Erik Haagensen (Back Stage): The show is for the most part sharper and funnier than ever, with delightfully wicked new material outnumbering a few oldies but goodies. The revue lands a haymaker right out of the gate with “Evita 2012,” announcing that “dinner theater’s back.” … The combination of Alessandrini’s racing wit and nimble lyrics, the inventively on-the-cheap physical production, and the shockingly talented cast (joined occasionally by estimable musical director David Caldwell) makes Forbidden Broadway: Alive and Kicking! essential viewing for all theater lovers.
Steve Suskin (Variety): In a four-person cast of almost equals, Stevens and Stern stand out. He’s a versatile and always funny mimic slipping with ease into Patinkin, Fierstein and a very funny Sondheim. Stern is a wonderful clown; the more intense the funnier, and she doesn’t mind milking the laughter by crossing her eyes. … Alessandrini and long-time co-director Phillip George are once again abetted by pianist David Caldwell, who does a marvelous job of kidding the music. Numerous laughs are contributed by costume designer Philip Heckman and wig designer Bobbie Cliffton Zlotnik. Not everything comes up roses. … But the highest hilarity comes in the Once sketch, which lovingly exploits the intense stars, the guitar songs, the Irish stepping, and even the red-bearded guy in the chorus.

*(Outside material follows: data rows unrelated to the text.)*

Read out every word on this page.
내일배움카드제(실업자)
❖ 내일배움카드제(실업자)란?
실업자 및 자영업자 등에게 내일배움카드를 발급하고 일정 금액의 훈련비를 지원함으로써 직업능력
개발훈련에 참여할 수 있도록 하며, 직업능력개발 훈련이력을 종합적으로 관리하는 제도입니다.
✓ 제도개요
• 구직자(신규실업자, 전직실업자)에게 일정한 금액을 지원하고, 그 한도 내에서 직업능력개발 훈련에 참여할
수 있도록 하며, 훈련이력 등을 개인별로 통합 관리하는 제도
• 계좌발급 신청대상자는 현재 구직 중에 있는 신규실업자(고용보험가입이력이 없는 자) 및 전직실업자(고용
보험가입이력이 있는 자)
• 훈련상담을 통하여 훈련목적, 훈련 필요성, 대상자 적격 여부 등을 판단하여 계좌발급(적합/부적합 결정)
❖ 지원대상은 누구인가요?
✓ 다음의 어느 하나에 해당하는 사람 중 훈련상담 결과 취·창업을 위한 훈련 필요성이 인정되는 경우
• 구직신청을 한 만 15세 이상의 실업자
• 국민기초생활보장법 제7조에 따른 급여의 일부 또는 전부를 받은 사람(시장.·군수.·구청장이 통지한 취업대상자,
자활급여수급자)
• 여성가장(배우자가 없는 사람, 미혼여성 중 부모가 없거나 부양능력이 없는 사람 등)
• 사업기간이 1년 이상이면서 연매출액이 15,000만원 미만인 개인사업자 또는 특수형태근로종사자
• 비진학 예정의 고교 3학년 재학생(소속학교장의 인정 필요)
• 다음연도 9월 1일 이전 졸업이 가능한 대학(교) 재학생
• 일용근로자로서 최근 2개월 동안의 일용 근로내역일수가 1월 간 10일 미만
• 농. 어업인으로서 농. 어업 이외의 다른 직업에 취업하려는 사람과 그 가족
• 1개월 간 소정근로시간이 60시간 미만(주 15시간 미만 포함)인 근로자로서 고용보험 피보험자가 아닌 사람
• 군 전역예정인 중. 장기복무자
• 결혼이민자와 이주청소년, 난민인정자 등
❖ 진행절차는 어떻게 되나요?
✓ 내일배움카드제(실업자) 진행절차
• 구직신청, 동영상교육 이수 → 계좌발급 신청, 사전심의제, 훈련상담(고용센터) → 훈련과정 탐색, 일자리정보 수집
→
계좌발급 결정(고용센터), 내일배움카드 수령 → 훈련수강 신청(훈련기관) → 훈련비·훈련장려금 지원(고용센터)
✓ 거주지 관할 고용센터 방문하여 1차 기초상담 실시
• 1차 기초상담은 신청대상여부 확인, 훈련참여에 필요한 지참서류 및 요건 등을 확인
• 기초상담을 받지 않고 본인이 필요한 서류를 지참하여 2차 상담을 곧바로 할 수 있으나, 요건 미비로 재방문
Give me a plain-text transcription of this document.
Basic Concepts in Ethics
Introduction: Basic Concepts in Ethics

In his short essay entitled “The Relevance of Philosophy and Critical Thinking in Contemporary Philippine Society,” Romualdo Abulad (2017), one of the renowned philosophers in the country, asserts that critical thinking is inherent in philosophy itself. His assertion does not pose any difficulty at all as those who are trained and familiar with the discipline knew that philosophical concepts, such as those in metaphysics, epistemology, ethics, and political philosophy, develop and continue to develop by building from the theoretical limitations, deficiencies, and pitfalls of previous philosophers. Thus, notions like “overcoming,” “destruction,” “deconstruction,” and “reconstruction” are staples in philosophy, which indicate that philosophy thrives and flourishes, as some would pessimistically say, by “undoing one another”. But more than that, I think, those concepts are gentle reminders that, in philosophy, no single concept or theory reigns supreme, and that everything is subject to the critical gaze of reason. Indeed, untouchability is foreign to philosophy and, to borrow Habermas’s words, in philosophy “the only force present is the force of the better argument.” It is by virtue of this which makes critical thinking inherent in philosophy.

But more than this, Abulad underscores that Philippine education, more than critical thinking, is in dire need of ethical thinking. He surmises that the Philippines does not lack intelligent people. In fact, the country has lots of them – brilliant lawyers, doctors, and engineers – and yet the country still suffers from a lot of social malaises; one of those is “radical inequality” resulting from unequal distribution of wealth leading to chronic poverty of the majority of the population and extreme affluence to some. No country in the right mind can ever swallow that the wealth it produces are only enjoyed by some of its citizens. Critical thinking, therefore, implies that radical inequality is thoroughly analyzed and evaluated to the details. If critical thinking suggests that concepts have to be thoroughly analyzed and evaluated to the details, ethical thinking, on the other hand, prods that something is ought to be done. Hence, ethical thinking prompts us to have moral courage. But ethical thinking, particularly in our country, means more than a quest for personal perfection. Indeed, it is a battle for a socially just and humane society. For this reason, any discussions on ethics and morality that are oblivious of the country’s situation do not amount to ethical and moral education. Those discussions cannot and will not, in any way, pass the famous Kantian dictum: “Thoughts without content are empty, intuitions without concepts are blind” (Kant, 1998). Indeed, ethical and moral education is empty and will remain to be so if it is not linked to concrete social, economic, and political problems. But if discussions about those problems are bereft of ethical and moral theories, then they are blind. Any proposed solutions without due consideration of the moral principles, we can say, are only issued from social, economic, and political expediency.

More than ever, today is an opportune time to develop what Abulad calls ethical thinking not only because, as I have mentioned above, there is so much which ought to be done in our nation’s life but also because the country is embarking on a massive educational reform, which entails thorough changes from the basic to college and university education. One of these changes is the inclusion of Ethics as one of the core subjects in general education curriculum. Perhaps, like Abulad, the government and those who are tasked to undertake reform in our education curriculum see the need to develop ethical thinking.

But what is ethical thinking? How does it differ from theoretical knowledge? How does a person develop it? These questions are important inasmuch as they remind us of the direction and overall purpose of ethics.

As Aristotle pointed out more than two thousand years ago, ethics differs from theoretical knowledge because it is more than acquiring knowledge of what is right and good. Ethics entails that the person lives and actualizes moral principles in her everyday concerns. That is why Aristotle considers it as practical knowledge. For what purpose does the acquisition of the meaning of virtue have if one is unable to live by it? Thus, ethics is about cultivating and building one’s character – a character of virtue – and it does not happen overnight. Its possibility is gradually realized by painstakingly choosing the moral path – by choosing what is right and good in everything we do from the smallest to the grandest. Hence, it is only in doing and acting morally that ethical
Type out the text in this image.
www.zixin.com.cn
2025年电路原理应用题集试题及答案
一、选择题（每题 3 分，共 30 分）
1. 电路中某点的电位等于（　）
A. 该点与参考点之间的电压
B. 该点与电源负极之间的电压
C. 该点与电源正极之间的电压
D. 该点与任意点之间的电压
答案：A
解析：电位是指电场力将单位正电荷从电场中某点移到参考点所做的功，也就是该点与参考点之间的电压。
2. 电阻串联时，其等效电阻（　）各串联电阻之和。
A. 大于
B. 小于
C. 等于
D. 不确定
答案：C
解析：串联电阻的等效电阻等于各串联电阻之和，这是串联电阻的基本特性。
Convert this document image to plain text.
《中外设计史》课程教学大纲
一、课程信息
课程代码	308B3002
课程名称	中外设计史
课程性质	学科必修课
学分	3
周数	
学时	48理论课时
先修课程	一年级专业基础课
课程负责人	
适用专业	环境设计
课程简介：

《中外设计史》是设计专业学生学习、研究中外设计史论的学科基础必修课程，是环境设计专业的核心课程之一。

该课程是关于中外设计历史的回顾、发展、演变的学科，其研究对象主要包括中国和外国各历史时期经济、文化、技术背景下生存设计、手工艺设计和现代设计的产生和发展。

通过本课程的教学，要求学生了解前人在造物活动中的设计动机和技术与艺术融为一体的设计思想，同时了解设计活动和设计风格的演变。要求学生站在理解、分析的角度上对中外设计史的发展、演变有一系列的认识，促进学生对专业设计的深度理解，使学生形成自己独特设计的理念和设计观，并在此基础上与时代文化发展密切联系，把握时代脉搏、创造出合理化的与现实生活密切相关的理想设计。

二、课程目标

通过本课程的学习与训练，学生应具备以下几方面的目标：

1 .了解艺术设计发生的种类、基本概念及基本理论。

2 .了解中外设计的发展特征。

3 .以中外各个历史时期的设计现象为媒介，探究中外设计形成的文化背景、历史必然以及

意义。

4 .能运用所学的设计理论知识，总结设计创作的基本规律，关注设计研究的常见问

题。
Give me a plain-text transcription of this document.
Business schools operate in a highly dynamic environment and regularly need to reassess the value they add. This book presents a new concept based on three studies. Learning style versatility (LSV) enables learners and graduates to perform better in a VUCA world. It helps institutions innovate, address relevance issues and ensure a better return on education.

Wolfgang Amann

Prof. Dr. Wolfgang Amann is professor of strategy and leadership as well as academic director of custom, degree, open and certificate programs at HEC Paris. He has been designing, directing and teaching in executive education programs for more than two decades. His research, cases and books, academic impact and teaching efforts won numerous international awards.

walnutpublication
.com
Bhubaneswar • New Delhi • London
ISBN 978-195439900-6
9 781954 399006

Linda Winer (Newsday): Not all the sketches are prime Alessandrini, but enough are treasures that make it hard to resist ruining the jokes by repeating them for you. Suffice it to say that the new cast … is another gifted quartet of ridiculous chameleons. I’m blaming an occasional lack of focus on the sheer number of follies and felonies that have been piling up and begging for comment in the last three years. The show has more than 20 sketches, which means we get more quick hits than the kind of delirious in-depth scenes Alessandrini did for Les Miz. The most ambitious and sharply observed is the Once. … If we clap our hands and believe in Forbidden Broadway, maybe it won’t go away again.